InertiEAR: Automatic and Device-independent IMU-based Eavesdropping on Smartphones
Ming Gao, Yajie Liu, Yike Chen, Yimin Li, Zhongjie Ba, Xian Xu, Jinsong Han
Abstract
IMU-based eavesdropping has brought growing concerns over smartphone users’ privacy. In such attacks, adversaries utilize IMUs that require zero permissions for access to acquire speeches. A common countermeasure is to limit sampling rates (within 200 Hz) to reduce overlap of vocal fundamental bands (85-255 Hz) and inertial measurements (0-100 Hz). Nevertheless, we experimentally observe that IMUs sampling below 200 Hz still record adequate speech-related information because of aliasing distortions. Accordingly, we propose a practical side-channel attack, InertiEAR, to break the defense of sampling rate restriction on the zero-permission eavesdropping. It leverages IMUs to eavesdrop on both top and bottom speakers in smartphones. In the InertiEAR design, we exploit coherence between responses of the built-in accelerometer and gyroscope and their hardware diversity using a mathematical model. The coherence allows precise segmentation without manual assistance.
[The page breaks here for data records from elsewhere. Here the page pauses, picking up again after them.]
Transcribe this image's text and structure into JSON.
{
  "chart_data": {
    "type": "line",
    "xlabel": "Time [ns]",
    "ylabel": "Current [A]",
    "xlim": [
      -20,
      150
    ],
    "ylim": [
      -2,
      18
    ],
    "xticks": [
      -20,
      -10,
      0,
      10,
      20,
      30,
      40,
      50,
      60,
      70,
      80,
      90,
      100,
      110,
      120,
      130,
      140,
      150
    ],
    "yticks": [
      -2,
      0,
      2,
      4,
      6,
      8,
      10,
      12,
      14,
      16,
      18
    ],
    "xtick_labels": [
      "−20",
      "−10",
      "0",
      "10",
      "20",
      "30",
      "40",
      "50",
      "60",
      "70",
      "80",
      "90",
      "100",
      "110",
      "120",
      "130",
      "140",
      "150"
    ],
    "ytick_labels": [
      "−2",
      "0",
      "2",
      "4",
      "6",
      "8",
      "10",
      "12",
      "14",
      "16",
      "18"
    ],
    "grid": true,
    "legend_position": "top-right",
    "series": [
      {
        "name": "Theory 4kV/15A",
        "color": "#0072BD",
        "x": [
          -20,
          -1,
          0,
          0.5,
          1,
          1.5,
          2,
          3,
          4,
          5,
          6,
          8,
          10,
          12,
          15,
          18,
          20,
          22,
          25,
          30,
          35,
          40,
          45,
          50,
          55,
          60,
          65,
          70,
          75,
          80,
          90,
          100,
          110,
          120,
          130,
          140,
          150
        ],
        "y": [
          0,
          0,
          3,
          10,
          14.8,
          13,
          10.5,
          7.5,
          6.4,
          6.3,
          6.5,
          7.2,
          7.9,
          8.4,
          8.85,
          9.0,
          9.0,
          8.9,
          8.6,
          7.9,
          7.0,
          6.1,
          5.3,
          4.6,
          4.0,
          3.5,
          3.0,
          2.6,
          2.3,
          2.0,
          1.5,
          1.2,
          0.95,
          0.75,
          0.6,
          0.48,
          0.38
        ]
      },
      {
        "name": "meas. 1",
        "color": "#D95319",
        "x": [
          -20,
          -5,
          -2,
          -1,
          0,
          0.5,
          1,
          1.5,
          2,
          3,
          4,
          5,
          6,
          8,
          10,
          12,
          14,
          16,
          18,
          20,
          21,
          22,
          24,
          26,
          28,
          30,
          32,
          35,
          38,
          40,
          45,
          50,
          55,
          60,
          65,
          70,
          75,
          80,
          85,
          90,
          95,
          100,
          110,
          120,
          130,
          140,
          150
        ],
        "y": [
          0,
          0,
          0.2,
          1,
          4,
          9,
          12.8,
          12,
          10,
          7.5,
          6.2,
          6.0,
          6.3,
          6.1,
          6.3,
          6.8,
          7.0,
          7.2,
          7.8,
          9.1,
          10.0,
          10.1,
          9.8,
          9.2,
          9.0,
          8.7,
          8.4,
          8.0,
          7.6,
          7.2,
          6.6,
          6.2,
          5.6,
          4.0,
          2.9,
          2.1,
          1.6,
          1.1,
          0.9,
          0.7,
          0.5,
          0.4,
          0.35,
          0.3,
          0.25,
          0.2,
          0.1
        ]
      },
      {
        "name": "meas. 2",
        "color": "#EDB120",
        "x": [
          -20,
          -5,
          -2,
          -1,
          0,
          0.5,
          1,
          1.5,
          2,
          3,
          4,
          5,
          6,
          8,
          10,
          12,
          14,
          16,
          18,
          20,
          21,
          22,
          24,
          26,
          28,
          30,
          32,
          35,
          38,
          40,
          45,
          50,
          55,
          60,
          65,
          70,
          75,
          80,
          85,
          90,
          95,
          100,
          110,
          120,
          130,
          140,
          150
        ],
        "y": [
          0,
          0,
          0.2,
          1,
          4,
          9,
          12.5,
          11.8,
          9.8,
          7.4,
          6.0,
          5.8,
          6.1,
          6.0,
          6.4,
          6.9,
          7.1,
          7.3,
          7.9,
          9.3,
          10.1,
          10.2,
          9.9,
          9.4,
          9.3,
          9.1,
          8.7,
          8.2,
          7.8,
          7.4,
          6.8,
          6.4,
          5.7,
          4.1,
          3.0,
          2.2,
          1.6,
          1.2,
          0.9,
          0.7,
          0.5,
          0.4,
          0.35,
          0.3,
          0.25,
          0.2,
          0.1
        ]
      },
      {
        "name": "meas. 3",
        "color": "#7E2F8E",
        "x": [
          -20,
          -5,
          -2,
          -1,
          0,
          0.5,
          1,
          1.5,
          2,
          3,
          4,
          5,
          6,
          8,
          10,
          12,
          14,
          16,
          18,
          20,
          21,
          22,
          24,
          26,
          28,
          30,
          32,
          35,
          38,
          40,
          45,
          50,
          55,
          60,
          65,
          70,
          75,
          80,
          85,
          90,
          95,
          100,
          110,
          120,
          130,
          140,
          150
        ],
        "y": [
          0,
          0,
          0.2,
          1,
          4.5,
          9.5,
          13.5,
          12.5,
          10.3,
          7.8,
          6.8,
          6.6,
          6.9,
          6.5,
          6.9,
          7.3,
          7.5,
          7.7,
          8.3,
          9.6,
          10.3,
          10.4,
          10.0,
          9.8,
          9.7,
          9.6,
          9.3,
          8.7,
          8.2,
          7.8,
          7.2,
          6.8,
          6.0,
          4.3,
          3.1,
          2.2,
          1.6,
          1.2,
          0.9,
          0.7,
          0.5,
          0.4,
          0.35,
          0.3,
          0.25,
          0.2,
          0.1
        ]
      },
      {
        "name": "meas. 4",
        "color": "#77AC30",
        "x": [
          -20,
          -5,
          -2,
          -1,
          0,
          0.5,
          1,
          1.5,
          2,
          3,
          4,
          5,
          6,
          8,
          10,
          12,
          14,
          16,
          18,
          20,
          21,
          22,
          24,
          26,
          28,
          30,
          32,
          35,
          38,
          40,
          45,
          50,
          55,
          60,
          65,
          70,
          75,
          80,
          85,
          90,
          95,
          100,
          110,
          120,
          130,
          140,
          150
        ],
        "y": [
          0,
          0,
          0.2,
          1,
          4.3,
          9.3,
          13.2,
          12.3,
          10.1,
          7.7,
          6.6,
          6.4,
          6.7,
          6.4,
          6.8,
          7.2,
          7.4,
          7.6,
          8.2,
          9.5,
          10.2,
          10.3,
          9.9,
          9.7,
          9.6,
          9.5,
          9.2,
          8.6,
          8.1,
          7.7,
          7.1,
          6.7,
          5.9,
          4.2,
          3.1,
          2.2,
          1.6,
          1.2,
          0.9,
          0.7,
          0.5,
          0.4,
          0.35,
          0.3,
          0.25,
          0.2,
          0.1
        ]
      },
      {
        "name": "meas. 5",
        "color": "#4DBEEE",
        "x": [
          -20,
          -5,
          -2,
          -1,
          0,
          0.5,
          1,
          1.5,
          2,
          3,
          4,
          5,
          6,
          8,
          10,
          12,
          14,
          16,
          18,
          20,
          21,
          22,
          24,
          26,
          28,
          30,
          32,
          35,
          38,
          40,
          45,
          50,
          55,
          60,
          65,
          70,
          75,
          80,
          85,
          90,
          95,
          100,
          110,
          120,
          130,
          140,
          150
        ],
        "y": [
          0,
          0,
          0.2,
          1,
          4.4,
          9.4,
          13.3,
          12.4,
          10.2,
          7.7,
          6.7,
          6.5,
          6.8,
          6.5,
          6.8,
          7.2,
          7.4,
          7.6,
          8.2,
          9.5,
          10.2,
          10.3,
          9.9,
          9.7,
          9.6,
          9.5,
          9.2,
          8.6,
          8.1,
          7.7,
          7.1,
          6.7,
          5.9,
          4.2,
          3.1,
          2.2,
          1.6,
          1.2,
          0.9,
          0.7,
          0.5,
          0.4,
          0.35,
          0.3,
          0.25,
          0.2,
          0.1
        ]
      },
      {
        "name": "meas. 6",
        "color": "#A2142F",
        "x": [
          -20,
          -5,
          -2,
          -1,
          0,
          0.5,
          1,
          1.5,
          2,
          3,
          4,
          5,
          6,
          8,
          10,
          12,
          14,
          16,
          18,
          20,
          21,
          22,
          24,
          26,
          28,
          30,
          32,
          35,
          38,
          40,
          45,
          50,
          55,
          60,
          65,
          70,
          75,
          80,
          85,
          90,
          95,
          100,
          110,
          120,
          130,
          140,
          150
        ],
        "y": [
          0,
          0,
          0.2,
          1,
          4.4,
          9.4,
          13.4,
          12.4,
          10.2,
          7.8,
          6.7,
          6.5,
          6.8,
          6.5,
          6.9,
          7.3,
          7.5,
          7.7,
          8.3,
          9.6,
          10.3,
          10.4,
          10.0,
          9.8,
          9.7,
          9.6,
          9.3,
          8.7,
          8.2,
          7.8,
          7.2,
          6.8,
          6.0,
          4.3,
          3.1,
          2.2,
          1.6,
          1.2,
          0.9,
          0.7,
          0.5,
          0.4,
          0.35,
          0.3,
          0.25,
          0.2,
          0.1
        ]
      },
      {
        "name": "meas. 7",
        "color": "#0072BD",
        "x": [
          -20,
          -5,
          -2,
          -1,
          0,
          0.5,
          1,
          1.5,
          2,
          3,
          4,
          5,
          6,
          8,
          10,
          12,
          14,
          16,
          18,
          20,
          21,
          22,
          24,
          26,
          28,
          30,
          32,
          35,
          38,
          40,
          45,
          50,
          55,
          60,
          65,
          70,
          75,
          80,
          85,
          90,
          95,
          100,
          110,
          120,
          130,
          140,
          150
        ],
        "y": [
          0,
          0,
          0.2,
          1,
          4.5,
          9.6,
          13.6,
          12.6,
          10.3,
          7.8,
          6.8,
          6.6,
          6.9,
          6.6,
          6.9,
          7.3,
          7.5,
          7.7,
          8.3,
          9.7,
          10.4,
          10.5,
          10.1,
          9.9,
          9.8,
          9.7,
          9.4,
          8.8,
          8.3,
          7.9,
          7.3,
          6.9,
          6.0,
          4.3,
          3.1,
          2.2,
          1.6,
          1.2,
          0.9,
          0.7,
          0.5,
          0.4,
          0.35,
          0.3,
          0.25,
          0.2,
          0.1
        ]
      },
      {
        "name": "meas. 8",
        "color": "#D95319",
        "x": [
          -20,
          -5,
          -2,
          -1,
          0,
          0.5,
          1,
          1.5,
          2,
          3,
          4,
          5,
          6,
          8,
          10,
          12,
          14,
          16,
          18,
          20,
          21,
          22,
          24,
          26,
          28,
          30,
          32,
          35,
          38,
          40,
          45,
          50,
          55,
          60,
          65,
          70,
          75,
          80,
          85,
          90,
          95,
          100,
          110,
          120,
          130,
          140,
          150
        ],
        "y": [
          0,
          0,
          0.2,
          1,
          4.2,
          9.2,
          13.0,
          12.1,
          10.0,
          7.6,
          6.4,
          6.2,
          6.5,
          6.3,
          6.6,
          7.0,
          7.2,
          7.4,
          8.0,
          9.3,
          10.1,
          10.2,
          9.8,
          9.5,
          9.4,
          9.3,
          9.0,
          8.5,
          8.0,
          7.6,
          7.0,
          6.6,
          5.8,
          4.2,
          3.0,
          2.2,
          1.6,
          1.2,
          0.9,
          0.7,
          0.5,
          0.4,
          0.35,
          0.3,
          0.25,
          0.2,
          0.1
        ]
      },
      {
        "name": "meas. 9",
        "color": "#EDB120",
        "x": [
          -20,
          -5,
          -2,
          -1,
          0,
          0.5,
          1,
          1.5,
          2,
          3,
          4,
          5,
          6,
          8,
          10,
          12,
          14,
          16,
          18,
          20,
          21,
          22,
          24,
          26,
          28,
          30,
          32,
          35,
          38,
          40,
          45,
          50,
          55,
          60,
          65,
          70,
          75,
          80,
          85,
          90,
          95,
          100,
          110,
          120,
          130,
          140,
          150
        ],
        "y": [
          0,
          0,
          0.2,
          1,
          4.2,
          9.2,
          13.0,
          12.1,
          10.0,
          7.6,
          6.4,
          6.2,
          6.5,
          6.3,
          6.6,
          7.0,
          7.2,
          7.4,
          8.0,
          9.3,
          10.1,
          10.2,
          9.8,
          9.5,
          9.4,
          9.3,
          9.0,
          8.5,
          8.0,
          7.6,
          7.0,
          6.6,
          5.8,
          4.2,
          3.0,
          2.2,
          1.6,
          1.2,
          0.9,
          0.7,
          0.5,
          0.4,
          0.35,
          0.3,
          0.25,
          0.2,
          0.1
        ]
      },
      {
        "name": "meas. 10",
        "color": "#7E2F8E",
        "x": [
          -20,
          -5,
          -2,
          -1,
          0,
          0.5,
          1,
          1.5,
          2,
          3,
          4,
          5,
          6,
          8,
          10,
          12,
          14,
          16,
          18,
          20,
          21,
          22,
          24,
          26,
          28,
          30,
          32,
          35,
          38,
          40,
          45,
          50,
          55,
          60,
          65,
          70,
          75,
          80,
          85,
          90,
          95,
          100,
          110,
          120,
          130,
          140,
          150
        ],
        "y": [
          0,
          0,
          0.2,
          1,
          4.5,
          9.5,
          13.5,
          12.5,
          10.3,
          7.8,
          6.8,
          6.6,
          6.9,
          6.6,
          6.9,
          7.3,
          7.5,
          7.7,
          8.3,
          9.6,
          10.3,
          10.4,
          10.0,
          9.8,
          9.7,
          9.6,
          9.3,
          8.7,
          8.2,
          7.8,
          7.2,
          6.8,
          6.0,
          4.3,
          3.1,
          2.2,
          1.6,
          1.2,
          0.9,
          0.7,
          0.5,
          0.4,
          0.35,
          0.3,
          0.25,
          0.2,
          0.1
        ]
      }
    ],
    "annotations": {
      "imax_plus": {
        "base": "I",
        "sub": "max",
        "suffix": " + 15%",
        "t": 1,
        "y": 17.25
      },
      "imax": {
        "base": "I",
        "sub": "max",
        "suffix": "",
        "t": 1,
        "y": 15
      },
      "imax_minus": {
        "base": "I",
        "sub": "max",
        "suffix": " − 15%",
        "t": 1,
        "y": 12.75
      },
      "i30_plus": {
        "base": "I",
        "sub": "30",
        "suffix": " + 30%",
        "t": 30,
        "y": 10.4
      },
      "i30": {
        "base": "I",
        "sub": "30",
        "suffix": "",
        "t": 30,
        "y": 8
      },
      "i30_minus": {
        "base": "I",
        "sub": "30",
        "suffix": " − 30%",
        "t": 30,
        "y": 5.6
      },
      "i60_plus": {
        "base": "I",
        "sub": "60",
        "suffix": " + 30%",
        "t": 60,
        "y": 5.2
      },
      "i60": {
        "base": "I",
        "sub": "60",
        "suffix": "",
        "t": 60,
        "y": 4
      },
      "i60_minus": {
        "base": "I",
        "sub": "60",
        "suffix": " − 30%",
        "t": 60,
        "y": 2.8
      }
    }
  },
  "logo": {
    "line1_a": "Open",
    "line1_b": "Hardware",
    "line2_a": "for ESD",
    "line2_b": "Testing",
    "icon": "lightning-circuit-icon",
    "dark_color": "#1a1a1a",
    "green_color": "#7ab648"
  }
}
We also mitigate the impact of hardware diversity and achieve better device-independent performance than existing approaches that have to massively increase training data from different smartphones for a scalable network model. These two advantages re-enable zero-permission attacks but also extend the attacking surface and endangering degree to off-the-shelf smartphones. InertiEAR achieves a recognition accuracy of 78.8% with a cross-device accuracy of up to 49.8% among 12 smartphones.